Pescara, Oddo: "Non possiamo arrenderci, abbiamo il dovere di provarci"

Il tecnico degli abruzzesi ha parlato nella classica conferenza stampa pre partita, guardando oltre alla trasferta di San Siro alle possibilità di salvarsi della sua squadra.

Pescara, Oddo: "Non possiamo arrenderci, abbiamo il dovere di provarci"
Pescara, Oddo: "Non possiamo arrenderci, abbiamo il dovere di provarci"

"Mancano ancora 18 partite, non siamo retrocessi. Anche se la situazione è difficile faremo di tutto per uscire. Non ci sentiamo spacciati. Purtroppo nel calcio si passa da momenti bellissimi come quelli dell'anno scorso ad orribili come oggi. Ma non possiamo arrenderci, abbiamo il dovere di provarci".

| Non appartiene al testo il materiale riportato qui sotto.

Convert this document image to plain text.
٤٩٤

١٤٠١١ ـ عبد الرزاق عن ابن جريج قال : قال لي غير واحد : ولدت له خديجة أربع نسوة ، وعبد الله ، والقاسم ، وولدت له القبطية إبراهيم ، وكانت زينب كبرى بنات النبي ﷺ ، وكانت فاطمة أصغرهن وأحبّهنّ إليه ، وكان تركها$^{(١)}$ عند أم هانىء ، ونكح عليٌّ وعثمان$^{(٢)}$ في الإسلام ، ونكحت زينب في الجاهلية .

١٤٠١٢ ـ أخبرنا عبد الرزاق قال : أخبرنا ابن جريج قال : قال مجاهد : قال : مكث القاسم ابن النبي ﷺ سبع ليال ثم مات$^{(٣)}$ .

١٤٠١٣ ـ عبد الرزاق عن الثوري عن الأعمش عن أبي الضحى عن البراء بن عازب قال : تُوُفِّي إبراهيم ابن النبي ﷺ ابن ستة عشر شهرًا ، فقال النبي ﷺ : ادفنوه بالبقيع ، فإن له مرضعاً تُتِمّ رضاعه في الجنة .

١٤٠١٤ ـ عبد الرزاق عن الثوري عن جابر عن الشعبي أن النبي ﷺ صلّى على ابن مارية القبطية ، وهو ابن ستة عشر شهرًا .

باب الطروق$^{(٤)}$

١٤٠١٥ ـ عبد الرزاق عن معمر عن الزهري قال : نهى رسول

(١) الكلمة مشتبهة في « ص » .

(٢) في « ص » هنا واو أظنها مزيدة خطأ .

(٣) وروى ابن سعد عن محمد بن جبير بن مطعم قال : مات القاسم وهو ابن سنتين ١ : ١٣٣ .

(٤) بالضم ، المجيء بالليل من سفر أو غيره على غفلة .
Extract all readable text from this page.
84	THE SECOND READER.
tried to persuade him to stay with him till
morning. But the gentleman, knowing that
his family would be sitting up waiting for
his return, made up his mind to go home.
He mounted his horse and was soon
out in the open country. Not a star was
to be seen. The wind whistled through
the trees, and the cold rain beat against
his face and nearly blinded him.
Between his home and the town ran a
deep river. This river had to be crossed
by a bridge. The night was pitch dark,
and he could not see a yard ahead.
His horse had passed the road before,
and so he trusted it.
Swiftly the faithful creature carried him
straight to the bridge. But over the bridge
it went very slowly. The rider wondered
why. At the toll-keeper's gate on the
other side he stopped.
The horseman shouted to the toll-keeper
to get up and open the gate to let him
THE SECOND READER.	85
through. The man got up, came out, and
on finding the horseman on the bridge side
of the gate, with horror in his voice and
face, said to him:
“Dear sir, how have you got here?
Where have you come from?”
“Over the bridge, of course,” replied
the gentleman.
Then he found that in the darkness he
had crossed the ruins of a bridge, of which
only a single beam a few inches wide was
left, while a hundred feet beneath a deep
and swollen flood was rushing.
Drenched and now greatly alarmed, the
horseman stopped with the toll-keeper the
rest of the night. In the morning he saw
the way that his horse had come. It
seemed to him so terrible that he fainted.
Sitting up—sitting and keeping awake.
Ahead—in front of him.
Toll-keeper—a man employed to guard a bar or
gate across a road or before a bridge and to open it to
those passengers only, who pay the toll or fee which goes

Con spirito di sacrificio ed abnegazione, al di là delle oggettive difficoltà, Massimo Oddo continua a metterci la faccia in conferenza stampa, nella classica vigilia di campionato. Il Pescara farà visita all'Inter di Stefano Pioli, con i neroazzurri che dopo un filotto di vittorie consecutive non vogliono arrestare la propria marcia. Tuttavia, gli abruzzesi non vogliono partire già battuti, nonostante le numerose assenze. Il punto del tecnico a tal proposito: "I tanti giocatori fuori ci hanno condizionato. Gilardino non ha recuperato e non ci sarà. Zampano sta bene e anche Bahebeck è migliorato. Se se la sente giocherà".

Il tecnico torna ad analizzare il percorso fatto fin qui dalla sua squadra, sempre con sincerità ed umiltà. "In Serie A questa società non ha mai avuto fortuna, ma io ho firmato per tre anni perché ci credo e la società se voleva mi avrebbe cacciato già prima. Abbiamo sbagliato quest'anno ma se torniamo in B ripartiremo tutti come quattro anni fa. Dispiacerebbe molto retrocedere, a me per primo che sono di Pescara ed è proprio per questo che lotterò sempre per questa maglia. Qualche anno fa la Juve perse lo scudetto nonostante 7-8 punti di vantaggio. Dobbiamo crederci perché può succedere di tutto".

Oddo parla anche della squadra a sua disposizione, provando così a giustificare parte delle sconfitte di questa stagione: "Abbiamo diversi giovani che tra qualche anno saranno in grandi squadre. Ho letto che le prime partite hanno ingannato, ma hanno ingannato tutti. Forse se si vinceva con l'Inter si facevano altri risultati e il campionato sarebbe stato diverso. E' chiaro che sono stati fatti degli errori ma questa squadra non merita questa classifica".

Proprio riguardo la situazione di Muntari, ed inoltre di Bizzarri, il tecnico chiosa chiudendo così: "Lui è pronto ma manca il transfer. L'avrei portato con me anche se probabilmente non l'avrei fatto giocare. Bizzarri ha commesso un errore ma se devo mettere fuori tutti quelli che sbagliano sarei senza giocatori. Domenica aveva quasi le lacrime agli occhi perché sa di aver sbagliato".